Because the bodies of service personnel killed in action in Iraq and Afghanistan are flown to RAF Brize Norton, Oxon, it is the Oxfordshire coroner Nicholas Garner who should have been conducting the backlog of 111 inquests now due.
Nicholas Garner was the coroner who aborted his inquest into the death of Dr David Kelly. Under the 1999 section 17A amendment to the 1988 Coroners Act, provision was made that if the Lord Chancellor tells a coroner there is to be a public enquiry (into the events surrounding the death) before the coroner's inquest is likely to be completed, the coroner shall adjourn their inquest. This is only if the Lord Chancellor considers it is 'likely' the cause of death will also be investigated by the inquiry and that there is an absence of any exceptional reason to the contrary.

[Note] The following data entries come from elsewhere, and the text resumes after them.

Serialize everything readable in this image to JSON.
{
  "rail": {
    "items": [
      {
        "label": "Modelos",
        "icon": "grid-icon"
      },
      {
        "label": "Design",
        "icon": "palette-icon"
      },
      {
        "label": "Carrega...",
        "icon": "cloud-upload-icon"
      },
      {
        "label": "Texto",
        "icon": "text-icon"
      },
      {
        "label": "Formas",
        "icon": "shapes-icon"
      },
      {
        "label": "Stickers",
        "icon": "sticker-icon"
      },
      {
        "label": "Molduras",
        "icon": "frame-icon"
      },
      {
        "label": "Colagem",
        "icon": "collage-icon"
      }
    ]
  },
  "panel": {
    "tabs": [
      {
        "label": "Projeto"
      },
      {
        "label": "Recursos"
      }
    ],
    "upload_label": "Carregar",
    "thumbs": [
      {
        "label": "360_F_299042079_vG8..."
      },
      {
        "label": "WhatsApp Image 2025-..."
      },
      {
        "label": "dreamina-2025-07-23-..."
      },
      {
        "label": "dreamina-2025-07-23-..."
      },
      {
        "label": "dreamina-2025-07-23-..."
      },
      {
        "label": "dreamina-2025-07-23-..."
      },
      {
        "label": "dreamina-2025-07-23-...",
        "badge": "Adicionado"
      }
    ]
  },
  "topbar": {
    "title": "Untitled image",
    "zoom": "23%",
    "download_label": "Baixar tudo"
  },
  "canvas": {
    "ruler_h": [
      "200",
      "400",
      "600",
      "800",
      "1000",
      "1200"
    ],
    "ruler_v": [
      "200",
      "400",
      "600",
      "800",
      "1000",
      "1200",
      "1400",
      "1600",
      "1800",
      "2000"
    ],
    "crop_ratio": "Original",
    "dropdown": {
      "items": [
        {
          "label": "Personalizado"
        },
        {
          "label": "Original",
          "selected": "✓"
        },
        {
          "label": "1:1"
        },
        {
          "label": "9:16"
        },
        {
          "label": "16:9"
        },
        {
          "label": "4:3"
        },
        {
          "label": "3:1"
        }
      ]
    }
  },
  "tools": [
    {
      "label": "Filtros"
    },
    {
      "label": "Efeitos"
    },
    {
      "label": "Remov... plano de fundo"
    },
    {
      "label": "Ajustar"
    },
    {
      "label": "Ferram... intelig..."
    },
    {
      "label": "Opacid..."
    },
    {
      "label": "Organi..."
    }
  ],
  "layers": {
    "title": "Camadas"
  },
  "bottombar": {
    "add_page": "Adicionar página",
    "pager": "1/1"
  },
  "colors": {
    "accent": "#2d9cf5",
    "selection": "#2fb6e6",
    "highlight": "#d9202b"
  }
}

The Lord Chancellor was wrong to allow the presumption that Dr David Kelly's cause of death would be adequately investigated within the terms of the inquiry he had called for 'to investigate the circumstances surrounding the death' and with witness evidence not to be taken under oath. The coroner Nicholas Gardiner should have recognised the 'exceptional reason to the contrary' within the inquiry's terms and procedures allotted and hence should not have adjourned his inquest before establishing cause of death.
The same Coroners Act section 17A amendment could now be legitimately deployed to save the Oxfordshire coroner Nicholas Garner conducting these multiple individual inquests, supplanting that process with an all encompassing inquiry into 'the circumstances leading to and surrounding the deaths of these 111 servicemen'. There is not so much doubts as to how each of these men were killed but a honest answer to how they were caused to go to war would be revealing.